Talking about periods with your daughter can be quite tricky. Making her understand her changing body is crucial and needs to be done in the right ways. Even if you are well-prepared, you might find that things can turn out different from the way you expected. Here are some things you can keep in mind while having a conversation to make the best out of a period-talk and help her be better-equipped for what's to come.

Be open and relaxed

Often, either because of your own experiences or the taboo nature of the subject, talking about periods might seem awkward and make you anxious. However, your daughter will only feel comfortable discussing periods and accept it as a natural process of her growing up if you reflect the same attitude. So, be calm, composed and patient when you approach the subject.

Be age-sensitive

Since menstruation is closely connected to biological phenomena like puberty, reproduction, and sexuality, it can be hard to decide just how much information is safe to give her, and when. Although this decision can vary depending on your intuition or your daughter's pace, it is generally a good idea to start with small conversations on puberty, hormones and the changing body as early as around age 6. Age 9 and upwards, you can touch upon periods, symptoms, general body positivity and the reproductive system. If you wish, you can leave out the specifics of sex and pregnancy and initiate them later, at around 11 or 12 years' age, but make sure you answer your daughter's questions adequately. More on the right time to have the talk is covered in detail, here.

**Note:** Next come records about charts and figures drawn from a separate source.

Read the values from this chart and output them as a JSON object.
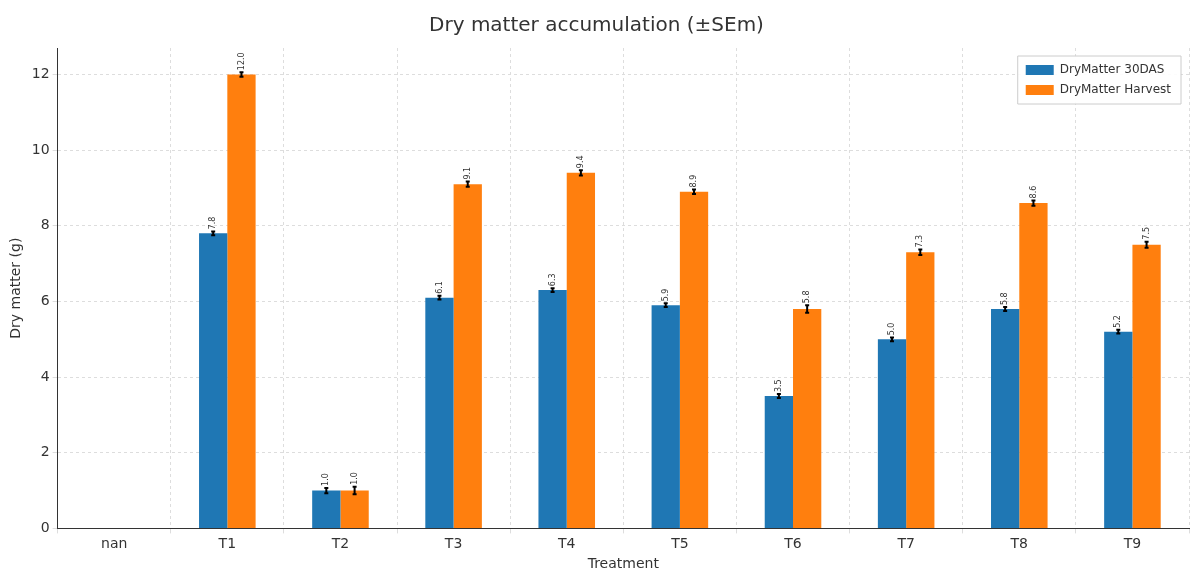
{
  "chart_data": {
    "type": "bar",
    "title": "Dry matter accumulation (±SEm)",
    "xlabel": "Treatment",
    "ylabel": "Dry matter (g)",
    "categories": [
      "nan",
      "T1",
      "T2",
      "T3",
      "T4",
      "T5",
      "T6",
      "T7",
      "T8",
      "T9"
    ],
    "series": [
      {
        "name": "DryMatter 30DAS",
        "color": "#1f77b4",
        "values": [
          null,
          7.8,
          1.0,
          6.1,
          6.3,
          5.9,
          3.5,
          5.0,
          5.8,
          5.2
        ],
        "errors": [
          null,
          0.05,
          0.07,
          0.05,
          0.05,
          0.05,
          0.05,
          0.05,
          0.05,
          0.05
        ],
        "value_labels": [
          null,
          "7.8",
          "1.0",
          "6.1",
          "6.3",
          "5.9",
          "3.5",
          "5.0",
          "5.8",
          "5.2"
        ]
      },
      {
        "name": "DryMatter Harvest",
        "color": "#ff7f0e",
        "values": [
          null,
          12.0,
          1.0,
          9.1,
          9.4,
          8.9,
          5.8,
          7.3,
          8.6,
          7.5
        ],
        "errors": [
          null,
          0.06,
          0.1,
          0.07,
          0.07,
          0.06,
          0.1,
          0.07,
          0.07,
          0.08
        ],
        "value_labels": [
          null,
          "12.0",
          "1.0",
          "9.1",
          "9.4",
          "8.9",
          "5.8",
          "7.3",
          "8.6",
          "7.5"
        ]
      }
    ],
    "ylim": [
      0,
      12.7
    ],
    "yticks": [
      0,
      2,
      4,
      6,
      8,
      10,
      12
    ],
    "grid": true,
    "legend": "top right"
  }
}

Do what works for your daughter

Every child is bound to be different in personality, temperament, and liking. Know what makes her tick, and include that to make your conversation enjoyable instead of looking forced or boring. You could watch videos about it together while talking, read a menstruation-based book or comic, or use any other resource. You can also connect things she likes or already knows to the discussion. If your little girl gets restless or does not want to talk, you might want to consider a later time. Nothing is more important than her feeling at ease. You can also consider transforming the conversation into play, going on a walk, etc. Sometimes, treating yourselves to ice-cream, or visiting your happy places once you're done can make it a valuable experience.

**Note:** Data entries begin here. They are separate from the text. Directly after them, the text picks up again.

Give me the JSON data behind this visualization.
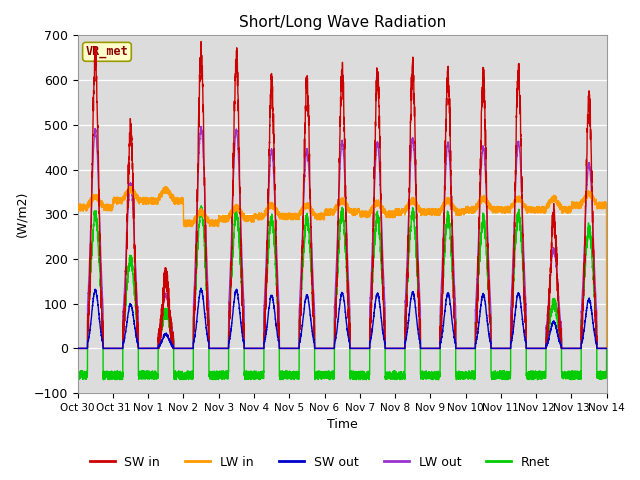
{
  "title": "Short/Long Wave Radiation",
  "ylabel": "(W/m2)",
  "xlabel": "Time",
  "ylim": [
    -100,
    700
  ],
  "xlim_days": [
    0,
    15
  ],
  "annotation": "VR_met",
  "background_color": "#dcdcdc",
  "legend": {
    "SW in": {
      "color": "#cc0000",
      "lw": 1.0
    },
    "LW in": {
      "color": "#ff9900",
      "lw": 1.0
    },
    "SW out": {
      "color": "#0000cc",
      "lw": 1.0
    },
    "LW out": {
      "color": "#9933cc",
      "lw": 1.0
    },
    "Rnet": {
      "color": "#00cc00",
      "lw": 1.0
    }
  },
  "xtick_labels": [
    "Oct 30",
    "Oct 31",
    "Nov 1",
    "Nov 2",
    "Nov 3",
    "Nov 4",
    "Nov 5",
    "Nov 6",
    "Nov 7",
    "Nov 8",
    "Nov 9",
    "Nov 10",
    "Nov 11",
    "Nov 12",
    "Nov 13",
    "Nov 14"
  ],
  "xtick_positions": [
    0,
    1,
    2,
    3,
    4,
    5,
    6,
    7,
    8,
    9,
    10,
    11,
    12,
    13,
    14,
    15
  ],
  "SW_in_peaks": [
    650,
    490,
    160,
    660,
    650,
    590,
    590,
    615,
    610,
    625,
    610,
    600,
    615,
    295,
    550
  ],
  "day_start": 0.28,
  "day_end": 0.72
}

Have many small conversations

Another very useful approach to period-talks is breaking it into multiple ongoing conversations instead of one “big talk”. This helps normalize menstruation, removes any awkwardness and also lets her know that she can approach you whenever she wishes to. You can pick simple, everyday moments to talk about it like when you spot a sanitary pad advertisement, when you are back from the parlor, or when she asks you a question. The last thing you want is for it to look staged, and this helps it be spontaneous.

Have a healthy tone

Your tone plays a key role on how your daughter will identify with her body and menstruation. Be positive and yet, realistic. Validate her feelings. Tell her that it is normal to feel nervous, that it is natural and there's nothing to be worried about. Try to use specific words like 'vagina' and 'uterus' openly instead of being embarrassed or using slang phrases. Be scientific, but do not overwhelm her with terminologies. Most importantly, avoid calling it 'a curse' or emphasising how terrible it is. This can go a long way in your daughter being confident, positive and prepared.

Engage with questions

Your daughter will raise many questions about periods. Answer them to her satisfaction. If you don't know the answer, be honest about it and get back to her with a response. Even better, you can find out answers together. If she asks a question that you think could wait till she's older, be warm and encourage her curiosity. Then, provide an answer to only what she asks in a simplified way, promising a better explanation later. Period-talks are a two-way street. Ask her questions about what she has already heard or experienced. Chances are that she has already picked up things from her peers or noticed changes in herself. Really listening to her will make her feel valued. This also opens up an opportunity to correct any wrong information she may have.

Connect to personal experiences and stories

You can try to spark conversations by relating them to your own life or those of relatives and friends. Say, “When I first got my period…”, or “This one time I forgot to take a pad to school…”. However, try to be light and positive about it. Even if you're talking of a particularly bad incident, be realistic, but do not scare her about it. Instead, tell her what you learned from those experiences and how she can be better prepared.

Cover health issues, hygiene and problems

Once she knows about menstruation fairly well, you can also touch upon topics covering choosing menstrual hygiene products, pre-menstrual syndrome, cramps and other likely experiences, managing a leak, staying hygienic, toxic shock syndrome, etc. This will help a better understanding and ensure that period-talk is not a one time deal.